Some things to consider if you think your child might be struggling with their mental health…

  1. Is your child’s behaviour age-appropriate? Has it changed recently? What about the basics: eating, sleeping, communication? Every child is unique; so comparisons can often be unhelpful.  However, there’s a difference between a 2 year-old having a melt-down and a 10 year-old doing the same thing. Listen to your guts – you know what’s normal for them and what feels wrong.
  2. Keep a diary of your concerns – this will  be helpful if you seek professional support. Describe what happens, when, for how long, and what impact it has on the family. Think about any possible triggers: has your child had difficulties at school or with friends? Have they experienced any trauma or abuse? Have there been any big family issues, like bereavement?
  3. If you go to the GP, ask for one who specialises in mental health.  If you don’t feel they are taking you seriously, ask to see someone else or even change practice. The earlier you seek help, the easier it is to deal with issues such as anxiety or depression – and to prevent harmful coping strategies.
  4. If your child is referred through the NHS, it will most likely be to CAMHS (Child and Adolescent Mental Health Services). These are local teams of nurses, therapists, pyschologists, support workers and social workers. Before your first meeting, think about what you and your child would like to change and go prepared with any questions you might have, for example:
    • are there waiting lists for treatment? what help is available now?
    • is this treatment commonly used for children of the same age? Will it have any side-effects?
    • how long will treatment last; and what do you hope to achieve?
    • what do we do if the treatment doesn’t work?
    • who can I contact in an emergency/is there a 24 hour phone number?
    • will my GP still be involved in my child’s care?
    • if talking therapies are offered, how long will they be for?
    • what can I do to support my child and keep them safe at home?
  5. Work in partnership with your child’s school.   As well as giving you a fuller picture, they can sometimes refer your child for more care.

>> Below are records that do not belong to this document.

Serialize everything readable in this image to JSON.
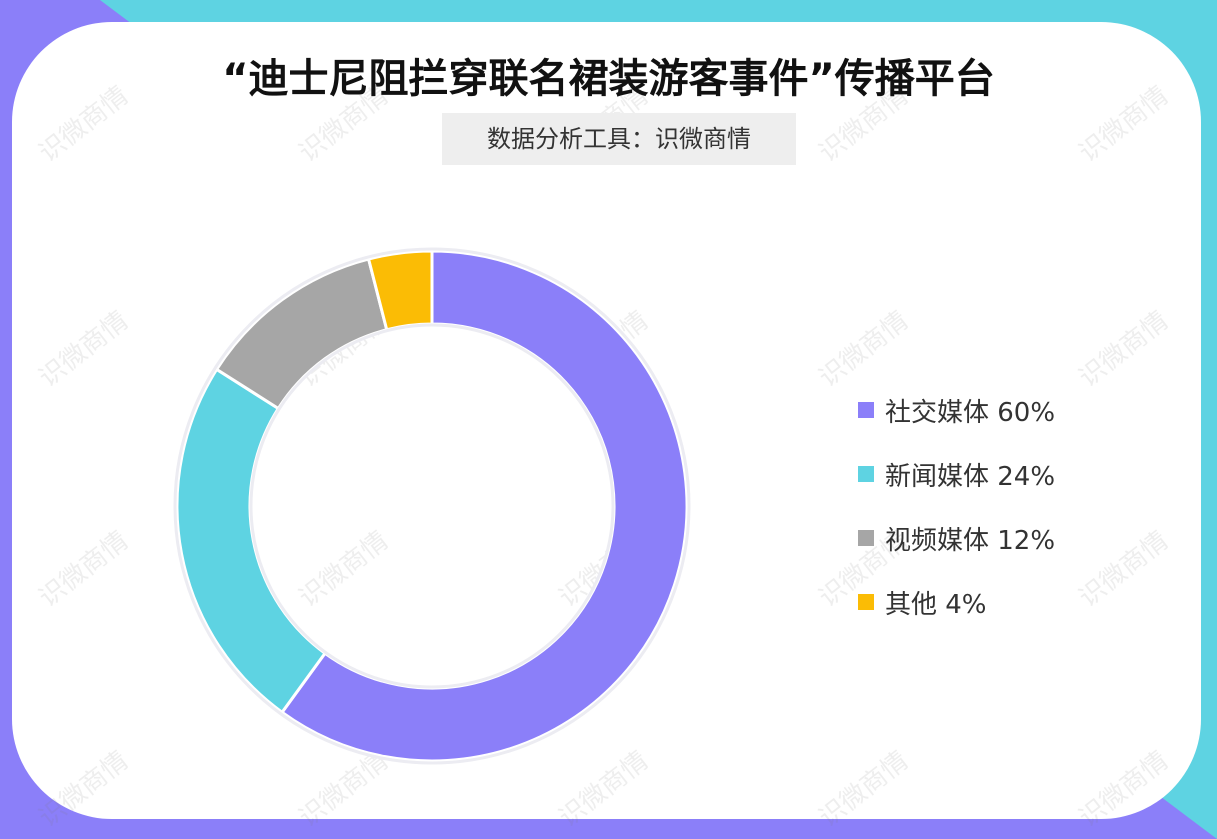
{
  "title": "“迪士尼阻拦穿联名裙装游客事件”传播平台",
  "subtitle": "数据分析工具：识微商情",
  "watermark": "识微商情",
  "colors": {
    "background_teal": "#5ed3e2",
    "background_purple": "#8b7ff9"
  },
  "chart_data": {
    "type": "pie",
    "donut": true,
    "categories": [
      "社交媒体",
      "新闻媒体",
      "视频媒体",
      "其他"
    ],
    "values": [
      60,
      24,
      12,
      4
    ],
    "unit": "%",
    "colors": [
      "#8b7ff9",
      "#5ed3e2",
      "#a6a6a6",
      "#fbbc05"
    ],
    "legend_labels": [
      "社交媒体 60%",
      "新闻媒体 24%",
      "视频媒体 12%",
      "其他 4%"
    ],
    "legend_position": "right",
    "start": "top, clockwise"
  }
}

Other organisations such as Young Minds are also helpful, (including a parent helpline: 0808 8025544) and guide to support services.
  6. Keep talking to your child. They will pick up on your cues, so let them know it’s okay to be upset, and that you are working together on solutions.  Remind them that they’re not alone, that you love them and support them and that there are ways forward. Factor in downtime together too; for example over dinner or a walk or film. Encourage them for all the things they’re doing well and (if this doesn’t stress them out), give them lots of hugs and reassurance.
  7. Be appropriately honest.   If you’re grumpy with your child or say something unkind, say sorry and explain why it happened.  It’s okay to make mistakes and it’s okay to sometimes feel sad or upset. Notice your child’s language about themselves and others.  If this is negative, work with them to think differently, (and do it yourself!)
  8. Keep talking to God.
  9. Keep talking to your partner/other family members.  Try to do this without the child there; and work out a united plan.  Stick to it and try to support one another.
  10. Keep talking to others. and don’t be afraid to ask for practical help – for example, babysitting, or a cooked meal or a cuppa, so you can let off steam. Even an hour out can make a world of difference.
  11. Keep talking to yourself. Stay calm; even though you may be feeling scared and distressed. Remember that you’re the grown-up here and (see 8 and 9) you’re not alone.
  12. Give your child and yourself time. Sometimes this behaviour is a phase and they will grow out of it. Even if they don’t, there are lots of ways forward.